I don't know how many of you know about the law of identity. For those of you who are so blissfully unaware, the law of identity states, quite simply, that A is A. Furthermore, according to the law of non-contradiction, A cannot be non-A; that is to say, contradictions cannot exist in reality; and, when one attempts to advocate a contradiction, even going to far as to base his actions upon it, only destruction can ensue.
Destruction is precisely what I've been seeing for the past few weeks. A lot of people have been having a lot of problems. Our President, HR, pointed out a few of these issues in a recent article. It's this kind of chaos which drove me to lay down the game for a few weeks. I abandoned everything: my paper, my job in the State Department, my two-clicking, and so forth. I had to take a step back to see this game for what it really was: a game. And I can't say I was having a great deal of fun. It had become more of a job than a stress reliever.
That's the horror of it. It's been said several times before, but I believe that it again bears repeating: this is, without a doubt, a game. eRepublik is, in a sense, its own kind of reality. Being a game, it is intended to be a relief from the stress of everyday life. It is supposed to take the struggles of existence and simplify them into a convenient, user-friendly interface. Knowing this, it's senseless to bring real-world cares and concerns into this digital, virtual, fictional world. People base their way of eLife on "how it works out there", and they complain in confused frustration when things down turn out as expected. It's a dreadful, almost pitiful condition.

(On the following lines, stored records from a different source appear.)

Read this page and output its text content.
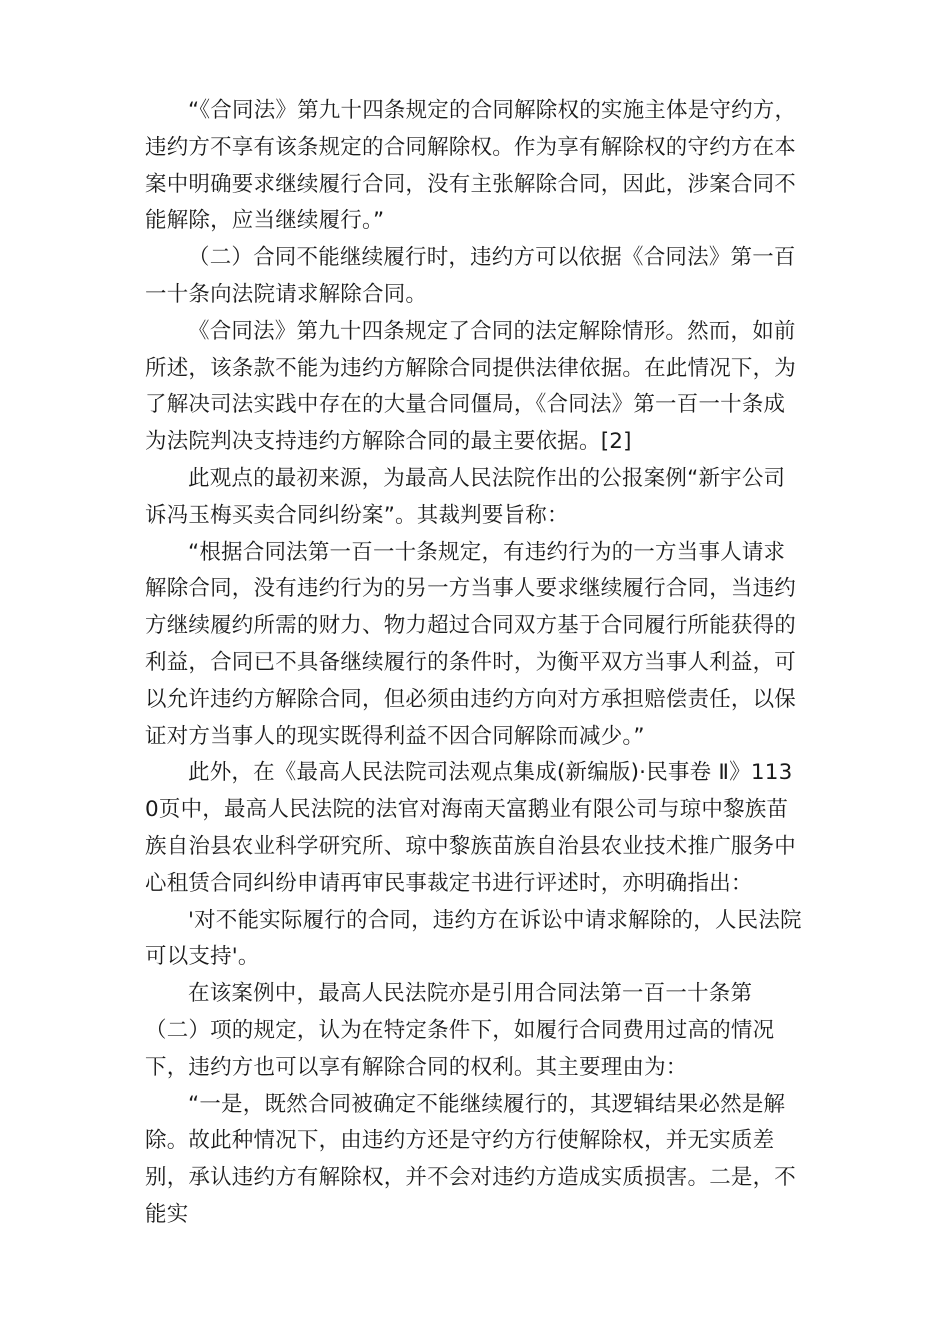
“《合同法》第九十四条规定的合同解除权的实施主体是守约方，违约方不享有该条规定的合同解除权。作为享有解除权的守约方在本案中明确要求继续履行合同，没有主张解除合同，因此，涉案合同不能解除，应当继续履行。”

（二）合同不能继续履行时，违约方可以依据《合同法》第一百一十条向法院请求解除合同。

《合同法》第九十四条规定了合同的法定解除情形。然而，如前所述，该条款不能为违约方解除合同提供法律依据。在此情况下，为了解决司法实践中存在的大量合同僵局，《合同法》第一百一十条成为法院判决支持违约方解除合同的最主要依据。[2]

此观点的最初来源，为最高人民法院作出的公报案例“新宇公司诉冯玉梅买卖合同纠纷案”。其裁判要旨称：

“根据合同法第一百一十条规定，有违约行为的一方当事人请求解除合同，没有违约行为的另一方当事人要求继续履行合同，当违约方继续履约所需的财力、物力超过合同双方基于合同履行所能获得的利益，合同已不具备继续履行的条件时，为衡平双方当事人利益，可以允许违约方解除合同，但必须由违约方向对方承担赔偿责任，以保证对方当事人的现实既得利益不因合同解除而减少。”

此外，在《最高人民法院司法观点集成(新编版)·民事卷 Ⅱ》1130页中，最高人民法院的法官对海南天富鹅业有限公司与琼中黎族苗族自治县农业科学研究所、琼中黎族苗族自治县农业技术推广服务中心租赁合同纠纷申请再审民事裁定书进行评述时，亦明确指出：

'对不能实际履行的合同，违约方在诉讼中请求解除的，人民法院可以支持'。

在该案例中，最高人民法院亦是引用合同法第一百一十条第（二）项的规定，认为在特定条件下，如履行合同费用过高的情况下，违约方也可以享有解除合同的权利。其主要理由为：

“一是，既然合同被确定不能继续履行的，其逻辑结果必然是解除。故此种情况下，由违约方还是守约方行使解除权，并无实质差别，承认违约方有解除权，并不会对违约方造成实质损害。二是，不能实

This is the contradiction which people are advocating: that the New World is the Real World; that what works in the outside world must work in the inside world (which is based loosely upon the outside); that the virtual is the actual; that A is non-A; and, so long as we continue to treat A as non-A, we'll continue to see the same results: destruction, discord, and disharmony on both an international, and, not-so-surprisingly, an intranational scale. I'm not suggesting that we hold hands and sing Kumbaya, but we do need to pull ourselves together and let loose from the serious business which our political, economic, and military leaders have so painstakingly drummed up.

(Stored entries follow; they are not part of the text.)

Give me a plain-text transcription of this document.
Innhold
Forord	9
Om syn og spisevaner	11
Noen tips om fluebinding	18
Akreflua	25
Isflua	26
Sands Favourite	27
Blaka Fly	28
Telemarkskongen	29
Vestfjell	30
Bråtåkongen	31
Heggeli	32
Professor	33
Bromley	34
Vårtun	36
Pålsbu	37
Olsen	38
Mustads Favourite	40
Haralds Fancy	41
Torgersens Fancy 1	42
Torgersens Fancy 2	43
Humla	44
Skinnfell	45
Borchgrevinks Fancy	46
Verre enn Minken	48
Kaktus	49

I could, I'm sure, write a long, scathing article which criticized the way we do things here, and how we ought to change; but, I won't, partially because it wouldn't change anything, and partially because this is the second time I've written this article. I accidentally pressed F5 when trying to type in a web address, and I probably spent a good 30 seconds swearing at my laptop. Sure, it doesn't actually matter; but, having put a fair amount of time into it, I was pretty pissed to see the whole thing disappear. You can imagine my colorfully-worded annoyance. This article is probably far lower in quality than its predecessor, but oh well: you can deal with it.
Regardless, the best advice is often the most concise. So, I'll just give it to you straight.
So, let's say you come to a fork in the road. One path leads to paradise, the other to perdition. It should be a no-brainer, right?